Review of pg_archivecleanup -x option patch
Hello,
This is my first patch review ever, so please bear with me.
The patch[1]http://archives.postgresql.org/pgsql-hackers/2011-02/msg00547.php is in the context diff format and applies cleanly to
current git HEAD. Documentation is updated by the patch.
The code does implement what's the patch is supposed to do.
Do we want that? According to Greg's original mail, yes.
One problem I've found while trying the example workflow is this:
~/local/postgresql/HEAD$ ./bin/pg_archivecleanup -d -x .gz data/archive/ 000000010000000000000002.00000020.backup.gz
pg_archivecleanup: invalid filename input
Try "pg_archivecleanup --help" for more information.
I think we could accept the suffixed WAL filename and strip the suffix;
another idea is to actually detect the suffix (if any) from the last
command line argument, thus rendering the -x option unnecessary.
By the way, I for one would use the word 'suffix' instead of 'extension'
which sounds like some MS-DOS thingy, but after briefly grepping the
docs I can see that both words are used in this context already (and the
ratio is not in favor of my choice of wording.)
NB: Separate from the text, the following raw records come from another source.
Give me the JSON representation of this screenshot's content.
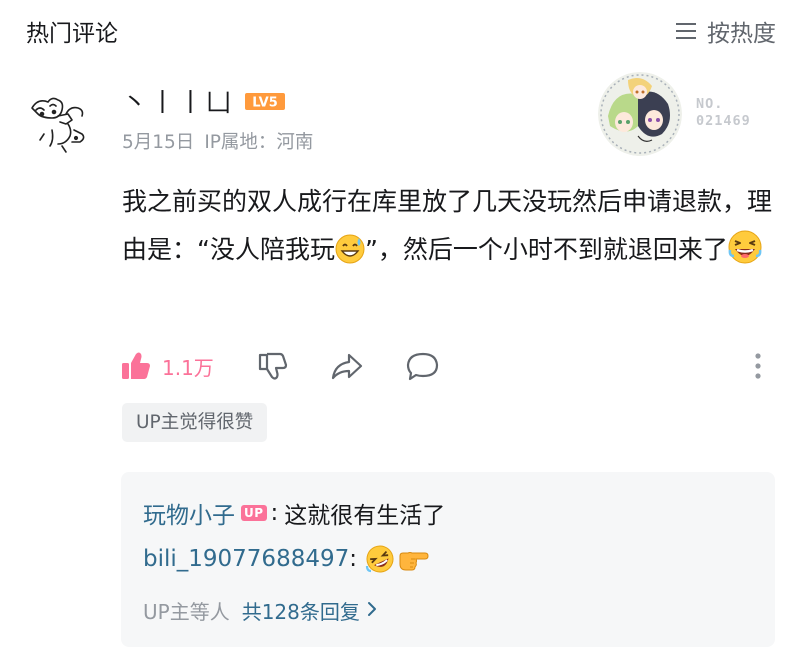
{
  "header": {
    "title": "热门评论",
    "sort_label": "按热度",
    "sort_icon": "menu-lines-icon"
  },
  "comment": {
    "username": "丶丨丨凵",
    "level": "LV5",
    "date": "5月15日",
    "ip_location": "IP属地：河南",
    "fan_number": "NO.\n021469",
    "text_part1": "我之前买的双人成行在库里放了几天没玩然后申请退款，理由是：“没人陪我玩",
    "text_part2": "”，然后一个小时不到就退回来了",
    "emoji_1": "sweat-smile-emoji",
    "emoji_2": "laughing-emoji",
    "like_count": "1.1万",
    "up_liked_tag": "UP主觉得很赞",
    "colors": {
      "like_pink": "#fb7299",
      "link_blue": "#316b8e",
      "meta_gray": "#9499a0"
    }
  },
  "replies": [
    {
      "user": "玩物小子",
      "is_up": true,
      "up_badge": "UP",
      "separator": ":",
      "text": "这就很有生活了"
    },
    {
      "user": "bili_19077688497",
      "is_up": false,
      "separator": ":",
      "emojis": [
        "rolling-laugh-emoji",
        "pointing-right-emoji"
      ]
    }
  ],
  "reply_summary": {
    "others": "UP主等人",
    "total": "共128条回复"
  }
}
Other than that the patch looks good.
--
Alex
[1]: http://archives.postgresql.org/pgsql-hackers/2011-02/msg00547.php
On 02/01/2012 07:53 AM, Alex Shulgin wrote:
One problem I've found while trying the example workflow is this:
~/local/postgresql/HEAD$ ./bin/pg_archivecleanup -d -x .gz data/archive/ 000000010000000000000002.00000020.backup.gz
pg_archivecleanup: invalid filename input
Try "pg_archivecleanup --help" for more information.I think we could accept the suffixed WAL filename and strip the suffix;
another idea is to actually detect the suffix (if any) from the last
command line argument, thus rendering the -x option unnecessary.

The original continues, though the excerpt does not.